Patient(s): One hundred patients with idiopathic POF intended to enter the study. The study was discontinued after 36 patients failed to ovulate.

Intervention(s): Endocrine and immune parameters were tested on days 1 and 15. On day 1, subjects were randomized to receive either 9 mg of dexamethasone daily or placebo. From day 5 onward, 300 IU of hMG daily was added for 10 days in both groups. The dosage of dexamethasone was decreased stepwise in the second week and discontinued after day 15. Patients were monitored by transvaginal ultrasonography and by determining serum E2 levels.

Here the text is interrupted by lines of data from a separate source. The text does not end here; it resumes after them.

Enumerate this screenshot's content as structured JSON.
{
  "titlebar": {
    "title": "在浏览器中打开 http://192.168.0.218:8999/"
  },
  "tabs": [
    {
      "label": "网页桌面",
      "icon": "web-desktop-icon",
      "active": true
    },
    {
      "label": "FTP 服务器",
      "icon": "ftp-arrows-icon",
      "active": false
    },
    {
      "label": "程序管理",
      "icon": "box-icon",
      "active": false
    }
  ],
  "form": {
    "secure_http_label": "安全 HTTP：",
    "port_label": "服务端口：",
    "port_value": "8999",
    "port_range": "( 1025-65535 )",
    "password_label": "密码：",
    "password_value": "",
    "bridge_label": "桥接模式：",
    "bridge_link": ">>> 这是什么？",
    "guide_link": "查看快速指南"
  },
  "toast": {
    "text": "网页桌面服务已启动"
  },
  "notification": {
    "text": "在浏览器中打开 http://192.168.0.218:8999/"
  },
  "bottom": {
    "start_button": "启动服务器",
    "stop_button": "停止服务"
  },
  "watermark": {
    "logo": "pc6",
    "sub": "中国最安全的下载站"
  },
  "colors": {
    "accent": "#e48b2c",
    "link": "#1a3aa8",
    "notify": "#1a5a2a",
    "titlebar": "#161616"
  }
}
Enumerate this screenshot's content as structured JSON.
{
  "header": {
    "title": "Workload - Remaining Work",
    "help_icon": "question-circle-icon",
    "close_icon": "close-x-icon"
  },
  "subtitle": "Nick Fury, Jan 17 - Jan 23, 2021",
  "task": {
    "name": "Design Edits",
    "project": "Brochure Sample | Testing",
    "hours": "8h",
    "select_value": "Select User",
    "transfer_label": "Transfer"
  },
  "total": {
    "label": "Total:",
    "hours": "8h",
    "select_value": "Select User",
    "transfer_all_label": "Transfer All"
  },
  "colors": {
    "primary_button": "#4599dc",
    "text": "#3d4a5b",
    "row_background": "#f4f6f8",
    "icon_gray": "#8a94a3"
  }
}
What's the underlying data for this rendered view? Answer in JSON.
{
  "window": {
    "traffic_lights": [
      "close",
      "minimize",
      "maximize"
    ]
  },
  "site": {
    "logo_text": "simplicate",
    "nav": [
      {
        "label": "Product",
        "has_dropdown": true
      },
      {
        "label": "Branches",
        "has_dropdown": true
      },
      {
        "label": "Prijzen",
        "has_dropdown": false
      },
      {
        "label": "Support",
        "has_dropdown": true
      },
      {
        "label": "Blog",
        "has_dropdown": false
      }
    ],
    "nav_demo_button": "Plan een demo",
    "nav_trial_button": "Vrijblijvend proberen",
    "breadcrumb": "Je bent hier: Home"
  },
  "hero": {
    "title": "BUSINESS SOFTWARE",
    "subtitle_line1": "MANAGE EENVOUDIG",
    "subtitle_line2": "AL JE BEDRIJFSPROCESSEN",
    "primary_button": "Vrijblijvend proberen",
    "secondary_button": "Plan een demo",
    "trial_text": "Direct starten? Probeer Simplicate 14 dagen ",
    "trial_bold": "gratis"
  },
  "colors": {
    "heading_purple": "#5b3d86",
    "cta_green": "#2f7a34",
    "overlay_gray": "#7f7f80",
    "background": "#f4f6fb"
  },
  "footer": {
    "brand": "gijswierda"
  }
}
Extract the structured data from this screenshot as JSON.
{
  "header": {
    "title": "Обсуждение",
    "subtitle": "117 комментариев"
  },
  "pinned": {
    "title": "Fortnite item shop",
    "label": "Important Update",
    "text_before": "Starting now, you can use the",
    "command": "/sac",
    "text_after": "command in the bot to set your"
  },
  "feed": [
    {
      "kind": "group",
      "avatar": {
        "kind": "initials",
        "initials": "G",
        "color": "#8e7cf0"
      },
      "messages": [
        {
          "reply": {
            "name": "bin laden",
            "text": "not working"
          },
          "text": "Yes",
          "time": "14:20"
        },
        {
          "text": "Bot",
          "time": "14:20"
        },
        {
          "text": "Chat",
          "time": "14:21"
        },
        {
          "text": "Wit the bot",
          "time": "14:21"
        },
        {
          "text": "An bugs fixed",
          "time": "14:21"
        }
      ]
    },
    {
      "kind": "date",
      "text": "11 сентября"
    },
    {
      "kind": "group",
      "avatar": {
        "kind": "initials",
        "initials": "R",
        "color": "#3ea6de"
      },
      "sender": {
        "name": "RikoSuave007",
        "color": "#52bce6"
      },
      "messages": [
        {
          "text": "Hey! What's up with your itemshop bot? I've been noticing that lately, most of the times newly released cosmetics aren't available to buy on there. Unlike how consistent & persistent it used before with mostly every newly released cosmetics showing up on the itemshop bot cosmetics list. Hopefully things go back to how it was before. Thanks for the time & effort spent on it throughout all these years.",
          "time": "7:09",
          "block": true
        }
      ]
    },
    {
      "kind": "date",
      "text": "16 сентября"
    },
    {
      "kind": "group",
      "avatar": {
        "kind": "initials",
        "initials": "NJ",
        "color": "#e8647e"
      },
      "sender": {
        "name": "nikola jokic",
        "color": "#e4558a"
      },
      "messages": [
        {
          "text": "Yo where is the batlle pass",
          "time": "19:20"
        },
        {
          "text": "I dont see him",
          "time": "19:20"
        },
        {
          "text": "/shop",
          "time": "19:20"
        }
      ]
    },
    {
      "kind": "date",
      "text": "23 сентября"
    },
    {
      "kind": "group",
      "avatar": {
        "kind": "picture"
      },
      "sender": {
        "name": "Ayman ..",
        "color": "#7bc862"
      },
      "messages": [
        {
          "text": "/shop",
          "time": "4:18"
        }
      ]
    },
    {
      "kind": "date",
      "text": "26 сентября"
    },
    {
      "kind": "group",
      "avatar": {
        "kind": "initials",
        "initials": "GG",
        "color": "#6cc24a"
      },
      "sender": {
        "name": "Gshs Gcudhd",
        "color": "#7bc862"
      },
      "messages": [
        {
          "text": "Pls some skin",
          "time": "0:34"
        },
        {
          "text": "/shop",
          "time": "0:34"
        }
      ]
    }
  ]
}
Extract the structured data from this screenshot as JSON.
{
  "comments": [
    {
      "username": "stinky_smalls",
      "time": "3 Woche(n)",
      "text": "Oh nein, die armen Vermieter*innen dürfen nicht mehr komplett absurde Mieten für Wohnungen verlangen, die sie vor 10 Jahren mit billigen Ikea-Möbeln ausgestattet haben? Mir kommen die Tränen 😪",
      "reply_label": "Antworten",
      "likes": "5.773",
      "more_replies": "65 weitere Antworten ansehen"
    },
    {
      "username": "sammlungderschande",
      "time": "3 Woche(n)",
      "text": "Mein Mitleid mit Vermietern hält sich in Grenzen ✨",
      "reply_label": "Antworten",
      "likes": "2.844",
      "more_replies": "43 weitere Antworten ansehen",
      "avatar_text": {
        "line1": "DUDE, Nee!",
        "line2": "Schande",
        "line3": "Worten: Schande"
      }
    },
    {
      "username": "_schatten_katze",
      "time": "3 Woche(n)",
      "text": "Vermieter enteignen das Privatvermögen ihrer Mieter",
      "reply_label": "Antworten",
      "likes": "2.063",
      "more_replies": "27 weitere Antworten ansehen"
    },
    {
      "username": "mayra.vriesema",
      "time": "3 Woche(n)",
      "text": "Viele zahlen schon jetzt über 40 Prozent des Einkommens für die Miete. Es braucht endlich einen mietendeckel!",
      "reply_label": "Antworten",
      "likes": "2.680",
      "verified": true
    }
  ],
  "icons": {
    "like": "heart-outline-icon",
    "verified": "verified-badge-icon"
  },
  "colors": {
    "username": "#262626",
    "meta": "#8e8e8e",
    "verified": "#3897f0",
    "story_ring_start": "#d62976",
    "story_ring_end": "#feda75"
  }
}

Main Outcome Measure(s): Ovulation rate. Fifty patients would have to be included in each study group to detect a statistically significant difference of 20% in the ovulation rate between the two groups with alpha = 0.05 and beta = 0.1 (one-tailed test).

Result(s): No ovulation was recorded in the first 36 patients. Interim analysis showed that the 95% confidence intervals of an ovulation rate of 0 were 0-17% for the dexamethasone arm (n = 19) and 0-19% for the placebo arm (n = 17). Because the preset objective (a difference of 20%) would never be reached, the study was discontinued.

Conclusion(s): Corticosteroids do not influence ovarian responsiveness to gonadotropins in patients with idiopathic POF.